I have a question concerning conditional probabilities. Suppose that P(a, b, c) is a discrete joint distribution. My problem is to express the conditional P(a, c | b) in terms of the conditional P(a | b, c).

My approach:

P(a, c| b) = P(a|b, c) P(c|b)

Is this correct?

Thanks and best wishes,

samosa

2. ## Re: Conditional Probability

Bayes' Theorem.

$P(A_i|A) = \dfrac{P(A_i) P(A|A_i)}{\sum^N_{j=1}P(A_j) P(A|A_j)}$

3. ## Re: Conditional Probability

Hi,

thanks for your help.But I do not find the desired relationship.

Variant I: Bayes Theorem gives

P(a | b, c) = P(b, c | a)P(a)/P(b,c)

How do I get P(a,c | b) into the right hand side?

Variant II: Bayes Theorem gives
P(a, c | b) = P(b|a, c) P(a, c)/P(b)

How do I get P(a | b, c) into the right hand side?

4. ## Re: Conditional Probability

Originally Posted by samosa
Variant I: Bayes Theorem gives
P(a | b, c) = P(b, c | a)P(a)/P(b,c)
How do I get P(a,c | b) into the right hand side?

In your class and/or textbook how are the symbols $P(a,b|c)~\&~P(a|b,c)$ defined?

5. ## Re: Conditional Probability

Originally Posted by samosa
Hi,

thanks for your help.But I do not find the desired relationship.
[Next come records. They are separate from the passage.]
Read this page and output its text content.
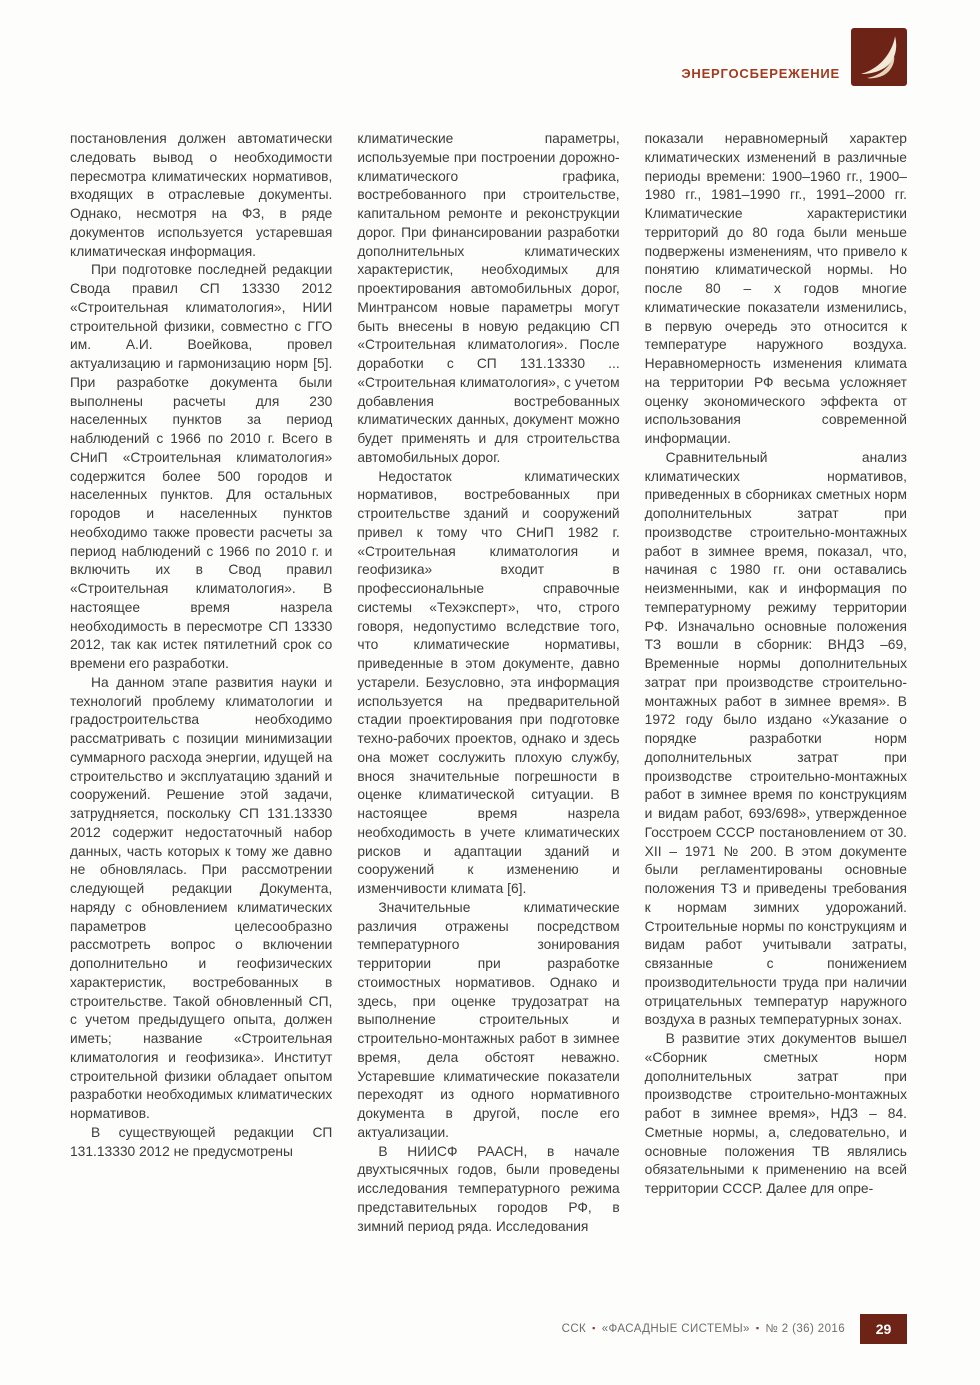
ЭНЕРГОСБЕРЕЖЕНИЕ

постановления должен автоматически следовать вывод о необходимости пересмотра климатических нормативов, входящих в отраслевые документы. Однако, несмотря на ФЗ, в ряде документов используется устаревшая климатическая информация.

При подготовке последней редакции Свода правил СП 13330 2012 «Строительная климатология», НИИ строительной физики, совместно с ГГО им. А.И. Воейкова, провел актуализацию и гармонизацию норм [5]. При разработке документа были выполнены расчеты для 230 населенных пунктов за период наблюдений с 1966 по 2010 г. Всего в СНиП «Строительная климатология» содержится более 500 городов и населенных пунктов. Для остальных городов и населенных пунктов необходимо также провести расчеты за период наблюдений с 1966 по 2010 г. и включить их в Свод правил «Строительная климатология». В настоящее время назрела необходимость в пересмотре СП 13330 2012, так как истек пятилетний срок со времени его разработки.

На данном этапе развития науки и технологий проблему климатологии и градостроительства необходимо рассматривать с позиции минимизации суммарного расхода энергии, идущей на строительство и эксплуатацию зданий и сооружений. Решение этой задачи, затрудняется, поскольку СП 131.13330 2012 содержит недостаточный набор данных, часть которых к тому же давно не обновлялась. При рассмотрении следующей редакции Документа, наряду с обновлением климатических параметров целесообразно рассмотреть вопрос о включении дополнительно и геофизических характеристик, востребованных в строительстве. Такой обновленный СП, с учетом предыдущего опыта, должен иметь; название «Строительная климатология и геофизика». Институт строительной физики обладает опытом разработки необходимых климатических нормативов.

В существующей редакции СП 131.13330 2012 не предусмотрены

климатические параметры, используемые при построении дорожно-климатического графика, востребованного при строительстве, капитальном ремонте и реконструкции дорог. При финансировании разработки дополнительных климатических характеристик, необходимых для проектирования автомобильных дорог, Минтрансом новые параметры могут быть внесены в новую редакцию СП «Строительная климатология». После доработки с СП 131.13330 ... «Строительная климатология», с учетом добавления востребованных климатических данных, документ можно будет применять и для строительства автомобильных дорог.

Недостаток климатических нормативов, востребованных при строительстве зданий и сооружений привел к тому что СНиП 1982 г. «Строительная климатология и геофизика» входит в профессиональные справочные системы «Техэксперт», что, строго говоря, недопустимо вследствие того, что климатические нормативы, приведенные в этом документе, давно устарели. Безусловно, эта информация используется на предварительной стадии проектирования при подготовке техно-рабочих проектов, однако и здесь она может сослужить плохую службу, внося значительные погрешности в оценке климатической ситуации. В настоящее время назрела необходимость в учете климатических рисков и адаптации зданий и сооружений к изменению и изменчивости климата [6].

Значительные климатические различия отражены посредством температурного зонирования территории при разработке стоимостных нормативов. Однако и здесь, при оценке трудозатрат на выполнение строительных и строительно-монтажных работ в зимнее время, дела обстоят неважно. Устаревшие климатические показатели переходят из одного нормативного документа в другой, после его актуализации.

В НИИСФ РААСН, в начале двухтысячных годов, были проведены исследования температурного режима представительных городов РФ, в зимний период ряда. Исследования

показали неравномерный характер климатических изменений в различные периоды времени: 1900–1960 гг., 1900–1980 гг., 1981–1990 гг., 1991–2000 гг. Климатические характеристики территорий до 80 года были меньше подвержены изменениям, что привело к понятию климатической нормы. Но после 80 – х годов многие климатические показатели изменились, в первую очередь это относится к температуре наружного воздуха. Неравномерность изменения климата на территории РФ весьма усложняет оценку экономического эффекта от использования современной информации.

Сравнительный анализ климатических нормативов, приведенных в сборниках сметных норм дополнительных затрат при производстве строительно-монтажных работ в зимнее время, показал, что, начиная с 1980 гг. они оставались неизменными, как и информация по температурному режиму территории РФ. Изначально основные положения ТЗ вошли в сборник: ВНДЗ –69, Временные нормы дополнительных затрат при производстве строительно-монтажных работ в зимнее время». В 1972 году было издано «Указание о порядке разработки норм дополнительных затрат при производстве строительно-монтажных работ в зимнее время по конструкциям и видам работ, 693/698», утвержденное Госстроем СССР постановлением от 30. XII – 1971 № 200. В этом документе были регламентированы основные положения ТЗ и приведены требования к нормам зимних удорожаний. Строительные нормы по конструкциям и видам работ учитывали затраты, связанные с понижением производительности труда при наличии отрицательных температур наружного воздуха в разных температурных зонах.

В развитие этих документов вышел «Сборник сметных норм дополнительных затрат при производстве строительно-монтажных работ в зимнее время», НДЗ – 84. Сметные нормы, а, следовательно, и основные положения ТВ являлись обязательными к применению на всей территории СССР. Далее для опре-

ССК ▪ «ФАСАДНЫЕ СИСТЕМЫ» ▪ № 2 (36) 2016 29
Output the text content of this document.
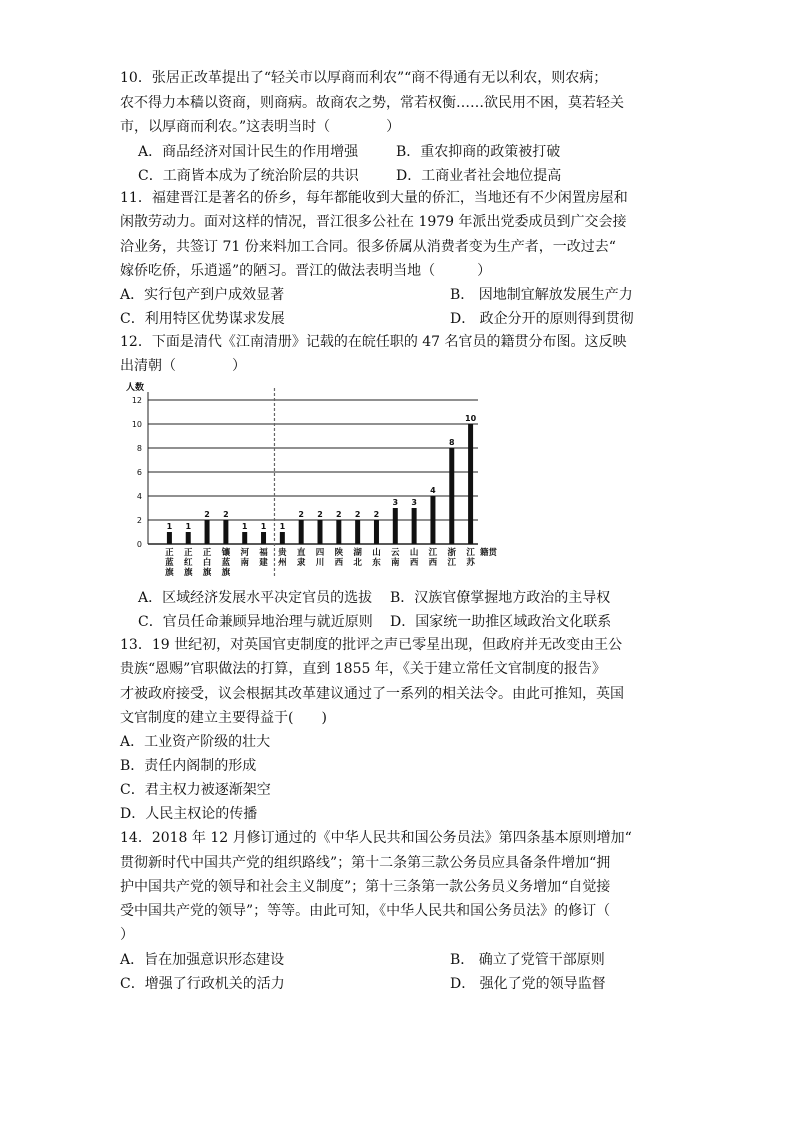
10．张居正改革提出了“轻关市以厚商而利农”“商不得通有无以利农，则农病；
农不得力本穑以资商，则商病。故商农之势，常若权衡……欲民用不困，莫若轻关
市，以厚商而利农。”这表明当时（　　　　）
A．商品经济对国计民生的作用增强	B．重农抑商的政策被打破
C．工商皆本成为了统治阶层的共识	D．工商业者社会地位提高
11．福建晋江是著名的侨乡，每年都能收到大量的侨汇，当地还有不少闲置房屋和
闲散劳动力。面对这样的情况，晋江很多公社在 1979 年派出党委成员到广交会接
洽业务，共签订 71 份来料加工合同。很多侨属从消费者变为生产者，一改过去“
嫁侨吃侨，乐逍遥”的陋习。晋江的做法表明当地（　　　）
A．实行包产到户成效显著	B． 因地制宜解放发展生产力
C．利用特区优势谋求发展	D． 政企分开的原则得到贯彻
12．下面是清代《江南清册》记载的在皖任职的 47 名官员的籍贯分布图。这反映
出清朝（　　　　）
0
2
4
6
8
10
12
人数
1
正
蓝
旗
1
正
红
旗
2
正
白
旗
2
镶
蓝
旗
1
河
南
1
福
建
1
贵
州
2
直
隶
2
四
川
2
陕
西
2
湖
北
2
山
东
3
云
南
3
山
西
4
江
西
8
浙
江
10
江
苏
籍贯
A．区域经济发展水平决定官员的选拔 B．汉族官僚掌握地方政治的主导权
C．官员任命兼顾异地治理与就近原则 D．国家统一助推区域政治文化联系
13．19 世纪初，对英国官吏制度的批评之声已零星出现，但政府并无改变由王公
贵族“恩赐”官职做法的打算，直到 1855 年，《关于建立常任文官制度的报告》
才被政府接受，议会根据其改革建议通过了一系列的相关法令。由此可推知，英国
文官制度的建立主要得益于(　　)
A．工业资产阶级的壮大
B．责任内阁制的形成
C．君主权力被逐渐架空
D．人民主权论的传播
14．2018 年 12 月修订通过的《中华人民共和国公务员法》第四条基本原则增加“
贯彻新时代中国共产党的组织路线”；第十二条第三款公务员应具备条件增加“拥
护中国共产党的领导和社会主义制度”；第十三条第一款公务员义务增加“自觉接
受中国共产党的领导”；等等。由此可知，《中华人民共和国公务员法》的修订（
）
A．旨在加强意识形态建设	B． 确立了党管干部原则
C．增强了行政机关的活力	D． 强化了党的领导监督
Variant I: Bayes Theorem gives

P(a | b, c) = P(b, c | a)P(a)/P(b,c)

How do I get P(a,c | b) into the right hand side?

Variant II: Bayes Theorem gives
P(a, c | b) = P(b|a, c) P(a, c)/P(b)

How do I get P(a | b, c) into the right hand side?
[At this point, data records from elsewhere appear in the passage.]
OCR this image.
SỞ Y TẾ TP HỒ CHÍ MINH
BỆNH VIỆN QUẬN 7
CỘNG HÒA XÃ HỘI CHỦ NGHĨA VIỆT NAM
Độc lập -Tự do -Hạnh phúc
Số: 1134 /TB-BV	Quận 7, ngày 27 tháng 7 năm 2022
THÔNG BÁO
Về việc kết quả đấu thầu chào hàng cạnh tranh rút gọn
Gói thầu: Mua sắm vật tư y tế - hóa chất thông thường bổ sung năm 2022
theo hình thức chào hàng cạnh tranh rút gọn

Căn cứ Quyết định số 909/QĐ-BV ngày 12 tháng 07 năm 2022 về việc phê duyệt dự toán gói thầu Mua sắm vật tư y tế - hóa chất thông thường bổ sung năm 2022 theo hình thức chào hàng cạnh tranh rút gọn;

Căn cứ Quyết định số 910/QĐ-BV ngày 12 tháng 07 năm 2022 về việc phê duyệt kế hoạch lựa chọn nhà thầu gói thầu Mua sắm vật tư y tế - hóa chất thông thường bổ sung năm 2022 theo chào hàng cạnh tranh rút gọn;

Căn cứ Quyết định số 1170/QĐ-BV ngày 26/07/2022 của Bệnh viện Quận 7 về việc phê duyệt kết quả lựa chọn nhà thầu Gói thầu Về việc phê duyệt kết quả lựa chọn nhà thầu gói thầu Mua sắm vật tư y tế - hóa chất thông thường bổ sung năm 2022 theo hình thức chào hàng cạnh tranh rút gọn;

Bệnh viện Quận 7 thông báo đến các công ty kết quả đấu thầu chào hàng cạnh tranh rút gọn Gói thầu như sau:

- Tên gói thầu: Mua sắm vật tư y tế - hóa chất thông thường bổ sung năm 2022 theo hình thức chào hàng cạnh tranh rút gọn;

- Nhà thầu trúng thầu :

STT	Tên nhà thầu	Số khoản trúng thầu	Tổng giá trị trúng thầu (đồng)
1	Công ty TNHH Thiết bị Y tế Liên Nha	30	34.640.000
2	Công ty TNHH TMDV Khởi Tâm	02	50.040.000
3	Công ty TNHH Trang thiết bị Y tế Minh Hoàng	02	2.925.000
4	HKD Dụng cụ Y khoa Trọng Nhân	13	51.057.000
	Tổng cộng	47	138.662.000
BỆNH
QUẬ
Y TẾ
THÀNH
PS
$P(X|Y) = \dfrac{P(X\cap Y)}{P(Y)}$

$P(A\cap C|B)= \dfrac{\color{red}P(A\cap B\cap C)}{P(B)}$

$P(A | B\cap C)= \dfrac{P(A\cap B\cap C)}{P(B\cap C)} \implies P(A\cap B\cap C) = \color{red}P(A | B\cap C) P(B\cap C)$

$P(A\cap C|B)= \dfrac{\color{red}P(A | B\cap C) P(B\cap C)}{P(B)}$

6. ## Re: Conditional Probability

Hi Plato,

perhaps this way:

$P(a,b|c) = P(a, b, c)/P(c)$

and

$P(a|b,c) = P(a, b, c)/P(b,c)$

Then we have

$P(a|b,c)P(b,c) = P(a,b|c)P(c)$

giving

$P(a|b,c) = P(a,b|c)P(c)/P(b,c)$

Is this correct?

7. ## Re: Conditional Probability

@abender, thanks a lot. Now I got it.

8. ## Re: Conditional Probability

Originally Posted by samosa
@abender, thanks a lot. Now I got it.